Nicole est retraitée de la fonction publique, célibataire, sans enfant. Elle veut mettre son duplex sur le marché en novembre dans l’espoir de le vendre avant la fin du printemps. « Ici, le marché immobilier est assez lent. »

Elle estime que son petit duplex, entièrement rénové il y a dix ans, vaut 200 000 $.

« À Montréal, je vendrais ça en un quart d’heure. »

Elle a rencontré un entrepreneur, qui a estimé le prix d’une nouvelle maison jumelée à environ 215 000 $.

Mais « devrais-je réinvestir à 63 ans ? », se demande Nicole.

Si elle achète : « Est-ce que je la paie au complet ou je suis mieux de garder un coussin et de prendre une petite hypothèque ? »

Elle n’est pas certaine de l’impartialité de sa conseillère. « Elle voudra peut-être me faire une hypothèque, parce que c’est payant ! »

Dans l’état du marché immobilier en région, serait-il plutôt préférable de louer un appartement ?

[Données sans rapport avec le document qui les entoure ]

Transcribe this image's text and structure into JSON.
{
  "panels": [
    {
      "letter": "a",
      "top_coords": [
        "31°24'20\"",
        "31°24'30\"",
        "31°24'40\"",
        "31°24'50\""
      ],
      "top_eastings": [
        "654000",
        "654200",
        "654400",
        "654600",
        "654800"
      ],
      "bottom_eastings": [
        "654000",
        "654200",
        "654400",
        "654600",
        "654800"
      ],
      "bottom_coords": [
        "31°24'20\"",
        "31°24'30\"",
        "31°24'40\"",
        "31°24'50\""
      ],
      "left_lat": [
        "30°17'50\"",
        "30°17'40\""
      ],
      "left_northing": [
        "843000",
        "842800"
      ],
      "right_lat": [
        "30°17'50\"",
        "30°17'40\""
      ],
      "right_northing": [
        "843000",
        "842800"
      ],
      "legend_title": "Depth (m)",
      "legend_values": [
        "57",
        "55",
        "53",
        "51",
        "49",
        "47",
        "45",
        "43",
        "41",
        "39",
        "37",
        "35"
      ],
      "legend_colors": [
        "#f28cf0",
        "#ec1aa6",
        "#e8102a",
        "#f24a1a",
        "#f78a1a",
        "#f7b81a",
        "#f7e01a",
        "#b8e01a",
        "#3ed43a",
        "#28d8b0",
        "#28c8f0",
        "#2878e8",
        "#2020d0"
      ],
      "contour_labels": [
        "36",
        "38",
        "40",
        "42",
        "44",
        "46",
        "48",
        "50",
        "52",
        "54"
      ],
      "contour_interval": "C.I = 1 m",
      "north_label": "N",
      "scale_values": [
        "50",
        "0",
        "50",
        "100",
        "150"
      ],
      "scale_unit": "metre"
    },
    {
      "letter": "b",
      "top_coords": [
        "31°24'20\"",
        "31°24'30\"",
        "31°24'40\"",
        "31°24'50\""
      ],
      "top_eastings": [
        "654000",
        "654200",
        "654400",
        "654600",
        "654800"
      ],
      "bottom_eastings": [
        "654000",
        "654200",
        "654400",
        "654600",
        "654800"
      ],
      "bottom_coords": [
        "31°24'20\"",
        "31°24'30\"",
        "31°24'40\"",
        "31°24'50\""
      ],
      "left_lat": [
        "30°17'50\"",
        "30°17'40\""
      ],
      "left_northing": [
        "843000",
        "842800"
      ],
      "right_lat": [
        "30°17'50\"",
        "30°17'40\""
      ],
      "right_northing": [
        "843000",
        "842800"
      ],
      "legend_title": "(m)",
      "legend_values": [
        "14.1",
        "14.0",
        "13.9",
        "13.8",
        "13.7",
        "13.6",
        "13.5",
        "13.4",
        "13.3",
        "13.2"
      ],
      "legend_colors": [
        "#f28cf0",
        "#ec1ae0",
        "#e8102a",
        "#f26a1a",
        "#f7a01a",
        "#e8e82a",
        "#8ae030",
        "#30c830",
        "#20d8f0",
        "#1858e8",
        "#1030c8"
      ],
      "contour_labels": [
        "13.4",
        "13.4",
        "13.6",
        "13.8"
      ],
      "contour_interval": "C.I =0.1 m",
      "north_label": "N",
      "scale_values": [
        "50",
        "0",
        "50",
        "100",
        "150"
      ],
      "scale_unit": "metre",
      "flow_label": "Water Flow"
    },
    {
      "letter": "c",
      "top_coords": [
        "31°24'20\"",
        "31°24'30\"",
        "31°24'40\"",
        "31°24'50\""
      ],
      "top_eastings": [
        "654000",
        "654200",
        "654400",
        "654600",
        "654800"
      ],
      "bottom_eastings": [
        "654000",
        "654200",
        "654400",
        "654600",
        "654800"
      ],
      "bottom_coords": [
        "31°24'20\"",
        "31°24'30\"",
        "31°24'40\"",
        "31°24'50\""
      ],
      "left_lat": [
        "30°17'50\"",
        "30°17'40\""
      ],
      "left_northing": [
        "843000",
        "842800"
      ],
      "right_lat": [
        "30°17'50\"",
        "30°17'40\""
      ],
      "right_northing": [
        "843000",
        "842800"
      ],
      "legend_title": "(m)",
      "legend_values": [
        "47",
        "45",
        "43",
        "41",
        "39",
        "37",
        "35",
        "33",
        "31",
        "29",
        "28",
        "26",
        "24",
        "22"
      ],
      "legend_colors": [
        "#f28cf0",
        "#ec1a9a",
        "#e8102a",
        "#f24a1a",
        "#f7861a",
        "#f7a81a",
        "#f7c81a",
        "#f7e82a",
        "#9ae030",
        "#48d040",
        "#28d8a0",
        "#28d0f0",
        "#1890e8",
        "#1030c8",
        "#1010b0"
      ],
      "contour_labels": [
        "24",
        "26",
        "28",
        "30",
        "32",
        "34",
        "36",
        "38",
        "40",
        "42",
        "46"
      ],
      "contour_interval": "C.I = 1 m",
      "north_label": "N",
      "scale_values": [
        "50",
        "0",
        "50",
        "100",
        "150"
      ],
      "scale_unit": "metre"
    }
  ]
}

« C’est 1200 $ par mois minimum. Pour un quatre et demi. Alors que mon duplex est payé depuis des années. »

Dilemme…

« J’aimerais avoir d’autres points de vue. »

Des opinions indépendantes, venues d’ailleurs…

La réponse

Mathieu Rioux et Jean-François Tremblay sont bien placés pour comprendre les préoccupations de Nicole : les deux planificateurs financiers travaillent en région, au Centre financier de Rimouski.

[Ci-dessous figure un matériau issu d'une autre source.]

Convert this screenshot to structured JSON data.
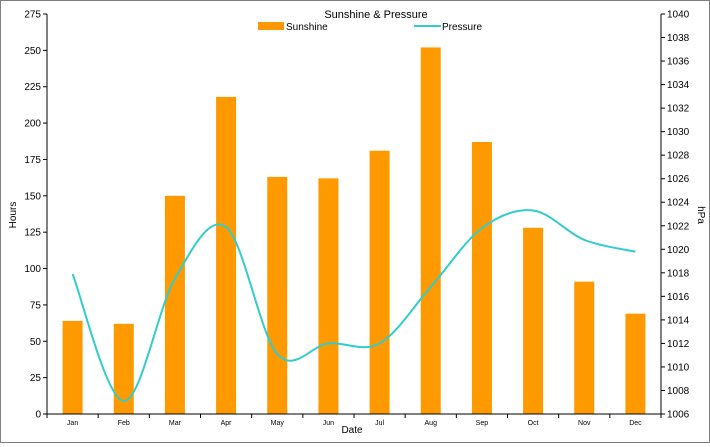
{
  "chart_data": {
    "type": "bar",
    "title": "Sunshine & Pressure",
    "xlabel": "Date",
    "ylabel": "Hours",
    "y2label": "hPa",
    "categories": [
      "Jan",
      "Feb",
      "Mar",
      "Apr",
      "May",
      "Jun",
      "Jul",
      "Aug",
      "Sep",
      "Oct",
      "Nov",
      "Dec"
    ],
    "ylim": [
      0,
      275
    ],
    "yticks": [
      0,
      25,
      50,
      75,
      100,
      125,
      150,
      175,
      200,
      225,
      250,
      275
    ],
    "y2lim": [
      1006,
      1040
    ],
    "y2ticks": [
      1006,
      1008,
      1010,
      1012,
      1014,
      1016,
      1018,
      1020,
      1022,
      1024,
      1026,
      1028,
      1030,
      1032,
      1034,
      1036,
      1038,
      1040
    ],
    "grid": false,
    "legend": "top-center",
    "series": [
      {
        "name": "Sunshine",
        "type": "bar",
        "axis": "left",
        "color": "#ff9900",
        "values": [
          64,
          62,
          150,
          218,
          163,
          162,
          181,
          252,
          187,
          128,
          91,
          69
        ]
      },
      {
        "name": "Pressure",
        "type": "line",
        "axis": "right",
        "color": "#33cccc",
        "values": [
          1017.9,
          1007.1,
          1017.5,
          1021.9,
          1011.1,
          1012.0,
          1012.0,
          1016.8,
          1021.8,
          1023.3,
          1020.8,
          1019.8
        ]
      }
    ]
  }
}
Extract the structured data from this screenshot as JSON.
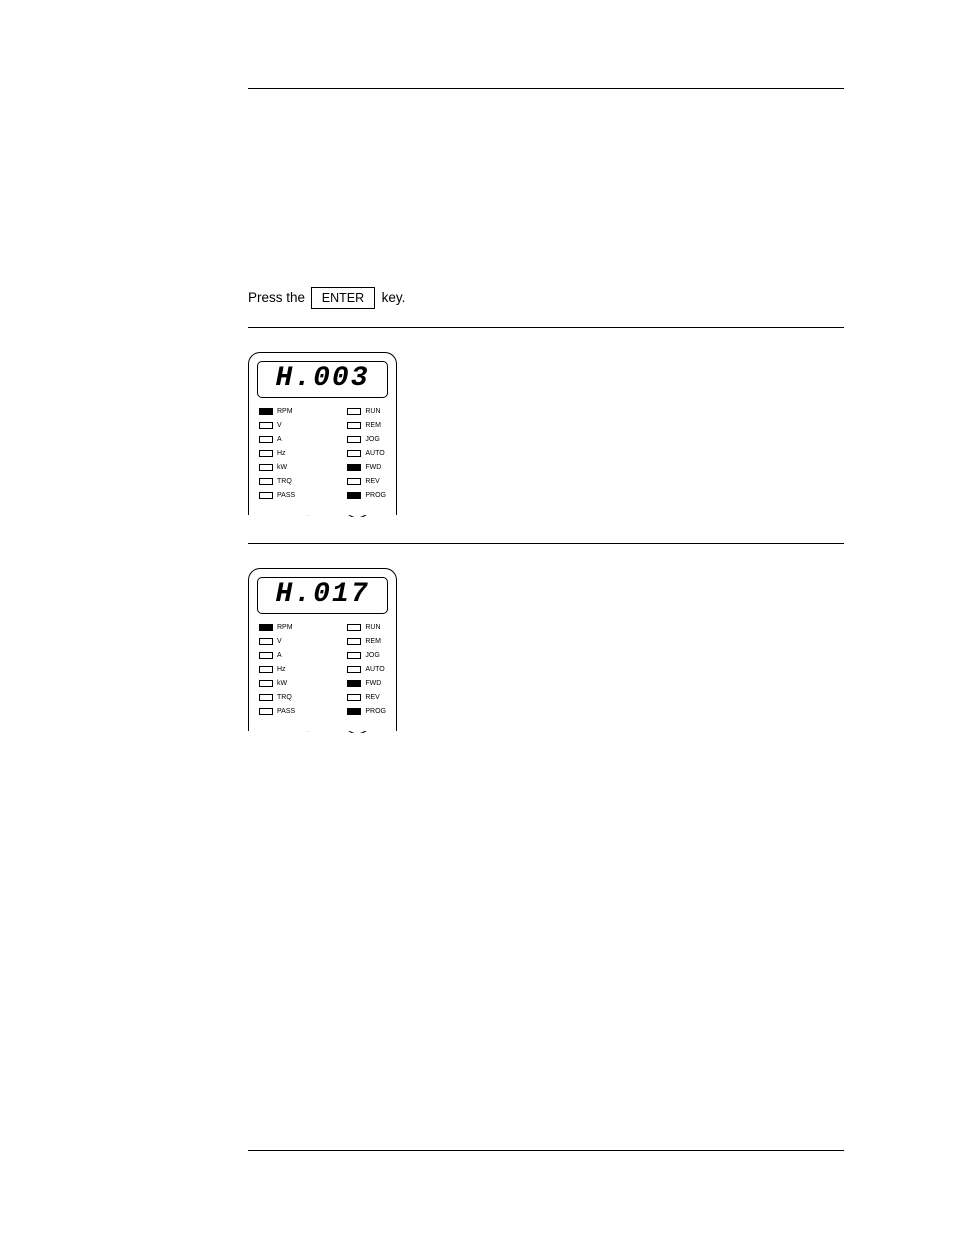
{
  "step1": {
    "text_before_key": "Press the ",
    "key_label": "ENTER",
    "text_after_key": " key."
  },
  "panel1": {
    "display": "H.003",
    "left_indicators": [
      {
        "label": "RPM",
        "filled": true
      },
      {
        "label": "V",
        "filled": false
      },
      {
        "label": "A",
        "filled": false
      },
      {
        "label": "Hz",
        "filled": false
      },
      {
        "label": "kW",
        "filled": false
      },
      {
        "label": "TRQ",
        "filled": false
      },
      {
        "label": "PASS",
        "filled": false
      }
    ],
    "right_indicators": [
      {
        "label": "RUN",
        "filled": false
      },
      {
        "label": "REM",
        "filled": false
      },
      {
        "label": "JOG",
        "filled": false
      },
      {
        "label": "AUTO",
        "filled": false
      },
      {
        "label": "FWD",
        "filled": true
      },
      {
        "label": "REV",
        "filled": false
      },
      {
        "label": "PROG",
        "filled": true
      }
    ]
  },
  "panel2": {
    "display": "H.017",
    "left_indicators": [
      {
        "label": "RPM",
        "filled": true
      },
      {
        "label": "V",
        "filled": false
      },
      {
        "label": "A",
        "filled": false
      },
      {
        "label": "Hz",
        "filled": false
      },
      {
        "label": "kW",
        "filled": false
      },
      {
        "label": "TRQ",
        "filled": false
      },
      {
        "label": "PASS",
        "filled": false
      }
    ],
    "right_indicators": [
      {
        "label": "RUN",
        "filled": false
      },
      {
        "label": "REM",
        "filled": false
      },
      {
        "label": "JOG",
        "filled": false
      },
      {
        "label": "AUTO",
        "filled": false
      },
      {
        "label": "FWD",
        "filled": true
      },
      {
        "label": "REV",
        "filled": false
      },
      {
        "label": "PROG",
        "filled": true
      }
    ]
  }
}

PHOTO FOURNIE PAR LE CENTRE FINANCIER DE RIMOUSKI

Mathieu Rioux et Jean-François Tremblay, planificateurs financiers au Centre financier de Rimouski

« Nous discernons trois points clés dans ses interrogations : l’entretien, le stress et le coût de vie », annoncent-ils.

L’entretien, d’abord.

Même si le jumelé est neuf, Nicole devra se préoccuper du déneigement, du terrain, des réparations qui s’accroîtront avec les années.

« Avec un logement, on oublie tous ces facteurs, car ils seront à la charge du propriétaire », rappellent-ils.

Le stress

Le stress, ensuite.

Même si elle fait construire une maison jumelée à un coût aussi raisonnable que 215 000 $, rien ne garantit que les conditions du marché seront favorables au moment de la revente.

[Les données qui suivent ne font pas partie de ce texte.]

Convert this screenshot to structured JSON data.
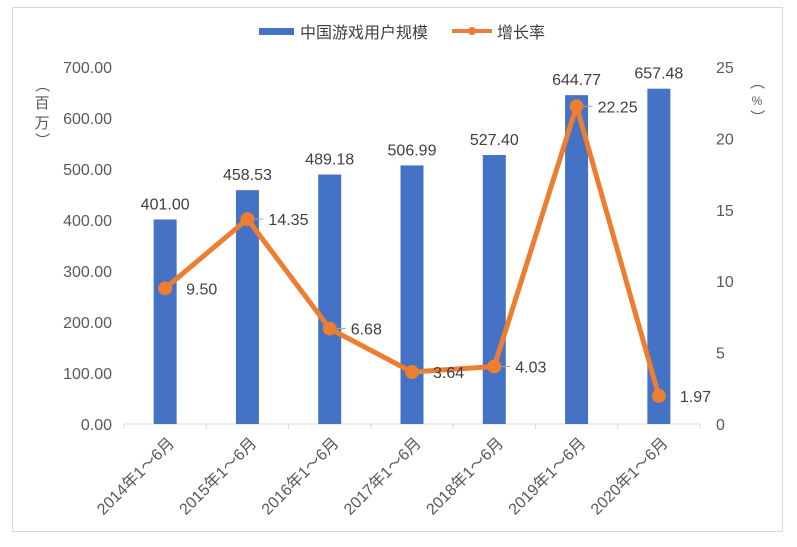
{
  "chart_data": {
    "type": "bar+line",
    "title": "",
    "categories": [
      "2014年1～6月",
      "2015年1～6月",
      "2016年1～6月",
      "2017年1～6月",
      "2018年1～6月",
      "2019年1～6月",
      "2020年1～6月"
    ],
    "series": [
      {
        "name": "中国游戏用户规模",
        "type": "bar",
        "axis": "left",
        "color": "#4472C4",
        "values": [
          401.0,
          458.53,
          489.18,
          506.99,
          527.4,
          644.77,
          657.48
        ],
        "labels": [
          "401.00",
          "458.53",
          "489.18",
          "506.99",
          "527.40",
          "644.77",
          "657.48"
        ]
      },
      {
        "name": "增长率",
        "type": "line",
        "axis": "right",
        "color": "#ED7D31",
        "values": [
          9.5,
          14.35,
          6.68,
          3.64,
          4.03,
          22.25,
          1.97
        ],
        "labels": [
          "9.50",
          "14.35",
          "6.68",
          "3.64",
          "4.03",
          "22.25",
          "1.97"
        ]
      }
    ],
    "ylabel": "（百万）",
    "y2label": "（%）",
    "xlabel": "",
    "ylim": [
      0,
      700
    ],
    "y2lim": [
      0,
      25
    ],
    "yticks": [
      "0.00",
      "100.00",
      "200.00",
      "300.00",
      "400.00",
      "500.00",
      "600.00",
      "700.00"
    ],
    "y2ticks": [
      "0",
      "5",
      "10",
      "15",
      "20",
      "25"
    ],
    "grid": false,
    "legend_position": "top"
  },
  "legend": {
    "bar_label": "中国游戏用户规模",
    "line_label": "增长率"
  },
  "axes": {
    "left_unit": [
      "（",
      "百",
      "万",
      "）"
    ],
    "right_unit": [
      "（",
      "%",
      "）"
    ]
  }
}
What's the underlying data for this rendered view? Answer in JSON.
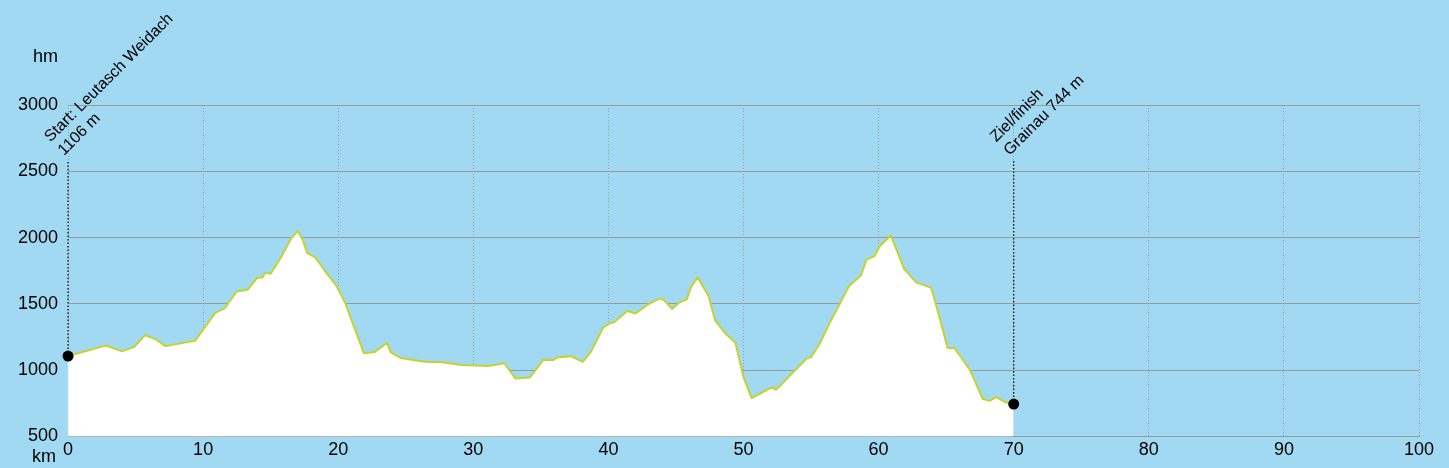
{
  "chart_data": {
    "type": "area",
    "xlabel": "km",
    "ylabel": "hm",
    "x": [
      0,
      2.8,
      4.0,
      4.9,
      5.7,
      6.6,
      7.2,
      9.4,
      10.9,
      11.6,
      12.5,
      13.3,
      14.0,
      14.4,
      14.6,
      15.0,
      15.8,
      16.5,
      17.0,
      17.4,
      17.7,
      18.3,
      19.2,
      19.8,
      20.5,
      21.9,
      22.7,
      23.6,
      23.9,
      24.6,
      26.4,
      27.7,
      29.1,
      31.1,
      32.3,
      33.1,
      34.2,
      35.2,
      35.9,
      36.2,
      37.2,
      38.1,
      38.7,
      39.6,
      40.1,
      40.4,
      41.4,
      42.0,
      42.9,
      43.8,
      44.1,
      44.7,
      45.2,
      45.8,
      46.1,
      46.6,
      47.4,
      47.9,
      48.7,
      49.4,
      50.0,
      50.6,
      52.1,
      52.4,
      54.7,
      55.0,
      55.6,
      56.4,
      57.1,
      57.8,
      58.7,
      59.1,
      59.7,
      60.1,
      60.9,
      61.9,
      62.8,
      63.9,
      64.5,
      65.1,
      65.6,
      66.2,
      66.8,
      67.3,
      67.7,
      68.2,
      68.7,
      69.4,
      70.0
    ],
    "series": [
      {
        "color": "#c4d42f",
        "values": [
          1106,
          1186,
          1141,
          1175,
          1264,
          1226,
          1181,
          1221,
          1432,
          1467,
          1593,
          1607,
          1695,
          1700,
          1735,
          1727,
          1856,
          1990,
          2049,
          1977,
          1883,
          1851,
          1722,
          1647,
          1510,
          1127,
          1137,
          1205,
          1133,
          1092,
          1063,
          1060,
          1039,
          1031,
          1052,
          937,
          945,
          1079,
          1076,
          1095,
          1105,
          1063,
          1137,
          1320,
          1352,
          1360,
          1446,
          1427,
          1494,
          1539,
          1529,
          1462,
          1507,
          1534,
          1623,
          1700,
          1561,
          1374,
          1272,
          1207,
          945,
          789,
          870,
          851,
          1089,
          1097,
          1191,
          1360,
          1494,
          1633,
          1716,
          1834,
          1861,
          1936,
          2016,
          1762,
          1660,
          1620,
          1400,
          1167,
          1167,
          1084,
          993,
          878,
          784,
          768,
          797,
          757,
          744
        ]
      }
    ],
    "xlim": [
      0,
      100
    ],
    "xticks": [
      0,
      10,
      20,
      30,
      40,
      50,
      60,
      70,
      80,
      90,
      100
    ],
    "ylim": [
      500,
      3000
    ],
    "yticks": [
      500,
      1000,
      1500,
      2000,
      2500,
      3000
    ],
    "grid": true,
    "marker": "none",
    "legend": false,
    "annotations": [
      {
        "text": "Start: Leutasch Weidach\n1106 m",
        "x": 0,
        "y": 1106
      },
      {
        "text": "Ziel/finish\nGrainau 744 m",
        "x": 70.0,
        "y": 744
      }
    ]
  }
}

Avec la hausse probable des taux d’intérêt, « moins d’acheteurs auront les moyens de s’acheter une propriété », font valoir nos conseillers. « Le vieillissement de la population au Québec pourrait éventuellement occasionner un surplus de maisons sur le marché de la vente et donc faire baisser la valeur de celles-ci. »

Les augmentations de loyer, pour leur part, sont encadrées par la Régie du logement, soulignent-ils.

Le coût de vie

Reste le coût de vie. C’est le point sensible, quoique « je n’ai pas senti, dans les questions de Nicole, que son coût de vie était sa priorité », indique Jean-François Tremblay.

Ses dépenses s’élèvent présentement à 33 000 $. Soustrayons 5000 $ pour les impôts fonciers et l’entretien de la propriété actuelle. Ajoutons 1200 $ par mois, soit 14 400 $ par année pour le loyer – un loyer plutôt élevé en région, estiment nos planificateurs. Le coût de vie en logement s’établit ainsi à 42 400 $.

Or, sans revenus de location, les revenus nets de Nicole se comprimeront à environ 37 400 $, ce qui génère déjà un déficit de 5000 $.

En outre, il faut prévoir que ses revenus vont baisser à l’âge de 65 ans, « en raison de la coordination de son fonds de pension avec la RRQ et de son choix de décaisser la RRQ avant l’âge de 65 ans », précisent les conseillers.

La pension de la Sécurité de la vieillesse, inférieure au montant de la coordination, ne compensera pas entièrement cette réduction.

Pour combler le manque à gagner, il faudra compter sur le capital issu de la vente de la propriété. Nos planificateurs supposent qu’après les frais de transaction et l’impôt sur le gain en capital, Nicole encaisserait 180 000 $.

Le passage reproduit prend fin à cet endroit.